Молодой кочевник бесшумно, как кошка, прыгнул на палубу корабля. Остальные, зажав кинжалы в зубах, последовали его примеру. Эклисси ловко скрутил шею часовому перед шатром Элегнема, и безжизненное тело тихо оттащили в глубь корабля. На место убитого стражника встал Акмин. Люди в намете ничего не услышали. Еще двое охранников сидели на носу корабля и тихо болтали. К ним попробовали подкрасться Мецке с другим шасу, но юноша опрокинул ведро, и стражники разом обернулись. Тутуола тут же схватил одного из них за шею и быстро перерезал горло. Юноша тем временем вонзил клинок в сонную артерию второго часового, который, падая, громко захрипел. Подоспевший товарищ вытащил кинжал из горла умирающего.
Из шатра вышел Бубастис с мечом в руке, встревоженный шумом. Едва узнав Акмина в парике стражника, он сразу понял, что его провели. Партии в сенет, проигранная одежда, вопросы о службе. Теперь все встало на свои места. Лицо толстяка покрылось потом, меч выпал из рук.
— Вот и молодец! — бросил ему Мецке. — И ни слова!
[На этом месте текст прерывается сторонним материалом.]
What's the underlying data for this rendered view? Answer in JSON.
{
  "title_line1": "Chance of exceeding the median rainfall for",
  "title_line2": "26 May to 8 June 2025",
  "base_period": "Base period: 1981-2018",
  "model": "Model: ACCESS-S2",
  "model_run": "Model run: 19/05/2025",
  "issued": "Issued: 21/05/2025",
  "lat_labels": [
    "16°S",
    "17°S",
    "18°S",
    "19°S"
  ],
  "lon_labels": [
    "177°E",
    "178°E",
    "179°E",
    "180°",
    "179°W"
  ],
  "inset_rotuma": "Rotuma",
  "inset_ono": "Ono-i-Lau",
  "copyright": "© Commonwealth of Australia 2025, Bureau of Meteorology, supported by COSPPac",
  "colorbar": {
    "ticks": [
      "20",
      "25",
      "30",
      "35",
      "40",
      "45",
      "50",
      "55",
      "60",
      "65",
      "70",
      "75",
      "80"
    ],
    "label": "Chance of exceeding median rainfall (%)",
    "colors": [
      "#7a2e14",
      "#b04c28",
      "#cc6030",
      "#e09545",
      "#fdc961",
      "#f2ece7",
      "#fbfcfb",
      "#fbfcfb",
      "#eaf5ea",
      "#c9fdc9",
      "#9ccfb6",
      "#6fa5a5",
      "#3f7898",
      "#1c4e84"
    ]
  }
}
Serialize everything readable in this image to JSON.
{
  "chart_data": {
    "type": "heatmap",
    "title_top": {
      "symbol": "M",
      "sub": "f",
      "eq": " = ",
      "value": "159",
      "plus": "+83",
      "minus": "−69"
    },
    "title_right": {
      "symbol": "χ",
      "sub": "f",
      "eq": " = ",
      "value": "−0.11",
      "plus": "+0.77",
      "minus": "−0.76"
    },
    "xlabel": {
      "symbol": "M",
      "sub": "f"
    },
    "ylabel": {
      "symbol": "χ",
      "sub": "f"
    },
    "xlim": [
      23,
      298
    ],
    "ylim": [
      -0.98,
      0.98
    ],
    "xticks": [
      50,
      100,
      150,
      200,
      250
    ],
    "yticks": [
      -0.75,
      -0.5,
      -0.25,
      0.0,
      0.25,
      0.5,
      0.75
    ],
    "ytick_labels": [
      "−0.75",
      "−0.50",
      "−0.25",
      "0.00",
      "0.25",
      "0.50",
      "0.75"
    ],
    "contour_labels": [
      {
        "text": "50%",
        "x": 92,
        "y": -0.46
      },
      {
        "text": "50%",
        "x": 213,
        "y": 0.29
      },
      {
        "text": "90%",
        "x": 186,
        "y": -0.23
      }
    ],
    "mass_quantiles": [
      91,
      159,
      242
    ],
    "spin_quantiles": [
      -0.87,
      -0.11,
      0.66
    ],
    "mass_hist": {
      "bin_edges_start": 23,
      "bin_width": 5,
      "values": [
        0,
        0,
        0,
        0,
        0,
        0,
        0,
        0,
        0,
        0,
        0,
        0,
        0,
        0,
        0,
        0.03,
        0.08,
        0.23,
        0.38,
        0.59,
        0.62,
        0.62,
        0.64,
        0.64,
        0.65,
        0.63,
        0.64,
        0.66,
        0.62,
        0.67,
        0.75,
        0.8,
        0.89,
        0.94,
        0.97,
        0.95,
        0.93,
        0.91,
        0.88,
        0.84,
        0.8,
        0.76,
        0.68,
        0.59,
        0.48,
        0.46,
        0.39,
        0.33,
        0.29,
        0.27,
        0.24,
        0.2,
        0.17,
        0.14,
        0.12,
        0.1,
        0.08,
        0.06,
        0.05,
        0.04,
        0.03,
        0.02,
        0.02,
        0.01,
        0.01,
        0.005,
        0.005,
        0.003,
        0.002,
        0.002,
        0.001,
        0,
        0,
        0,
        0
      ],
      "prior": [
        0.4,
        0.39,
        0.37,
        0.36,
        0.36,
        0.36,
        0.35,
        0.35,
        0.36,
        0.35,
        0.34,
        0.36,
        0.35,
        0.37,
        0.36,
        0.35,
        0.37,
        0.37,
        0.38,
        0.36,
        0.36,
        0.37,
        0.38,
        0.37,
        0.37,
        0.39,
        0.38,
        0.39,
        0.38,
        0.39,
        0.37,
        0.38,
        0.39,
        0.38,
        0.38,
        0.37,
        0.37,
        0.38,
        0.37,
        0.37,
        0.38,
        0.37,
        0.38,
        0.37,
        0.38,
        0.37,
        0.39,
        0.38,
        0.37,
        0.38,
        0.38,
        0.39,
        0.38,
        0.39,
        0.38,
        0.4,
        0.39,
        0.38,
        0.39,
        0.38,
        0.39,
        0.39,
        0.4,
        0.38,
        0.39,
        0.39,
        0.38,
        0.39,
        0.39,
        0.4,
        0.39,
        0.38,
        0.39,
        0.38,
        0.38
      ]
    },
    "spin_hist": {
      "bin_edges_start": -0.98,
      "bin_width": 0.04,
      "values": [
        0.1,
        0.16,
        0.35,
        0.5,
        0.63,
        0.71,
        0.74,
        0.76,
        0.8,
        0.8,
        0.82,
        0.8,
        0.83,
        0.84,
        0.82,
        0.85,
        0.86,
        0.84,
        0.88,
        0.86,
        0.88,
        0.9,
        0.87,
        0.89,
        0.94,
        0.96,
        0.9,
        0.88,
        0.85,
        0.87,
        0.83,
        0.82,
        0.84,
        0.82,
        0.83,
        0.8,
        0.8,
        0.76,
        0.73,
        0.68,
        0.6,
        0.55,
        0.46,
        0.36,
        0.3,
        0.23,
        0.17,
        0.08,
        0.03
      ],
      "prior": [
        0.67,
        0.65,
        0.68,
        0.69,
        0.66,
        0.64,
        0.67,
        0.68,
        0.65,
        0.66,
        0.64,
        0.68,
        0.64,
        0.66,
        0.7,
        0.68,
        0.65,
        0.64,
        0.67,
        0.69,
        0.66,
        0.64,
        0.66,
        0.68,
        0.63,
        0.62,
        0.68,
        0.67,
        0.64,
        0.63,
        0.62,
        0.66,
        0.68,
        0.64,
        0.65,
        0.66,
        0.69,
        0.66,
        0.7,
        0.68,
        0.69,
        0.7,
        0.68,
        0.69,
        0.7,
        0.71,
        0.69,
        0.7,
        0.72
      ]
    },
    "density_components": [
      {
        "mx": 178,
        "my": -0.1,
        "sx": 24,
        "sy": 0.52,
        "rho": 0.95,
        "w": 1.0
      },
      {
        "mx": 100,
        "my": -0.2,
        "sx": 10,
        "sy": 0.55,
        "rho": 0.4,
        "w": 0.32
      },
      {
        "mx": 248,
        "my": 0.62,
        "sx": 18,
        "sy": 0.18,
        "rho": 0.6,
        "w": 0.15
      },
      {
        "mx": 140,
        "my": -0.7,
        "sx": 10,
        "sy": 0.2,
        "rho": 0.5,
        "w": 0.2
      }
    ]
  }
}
— Будь спокоен, — отозвался Акмин. — Мужество не относится к числу его добродетелей. С этой обезьяной у нас хлопот не будет. Верно?
Начальник охраны не ответил, только слегка склонил голову. Пот с него лился уже струями. Элегнем внутри шатра, по обыкновению, углубился в папирусы, и до внешнего мира ему дела не было. Но шум все-таки привлек его внимание, да и Бубастис почему-то не возвращался, поэтому он оторвал глаза от рукописей. И в этот момент появился толстяк. Сзади него стоял Мецке.
— Ничего страшного, мой господин… — пояснил охранник. — Рыбаки попросили о помощи. Я ответил, что у служителя фараона есть более важные заботы.
Элегнем снова опустил глаза на папирус, не придав никакого значения его словам.
— Отплываем немедленно! — объявил Бубастис перед тем, как покинуть намет.
За ним, словно тень, двигался сын песков.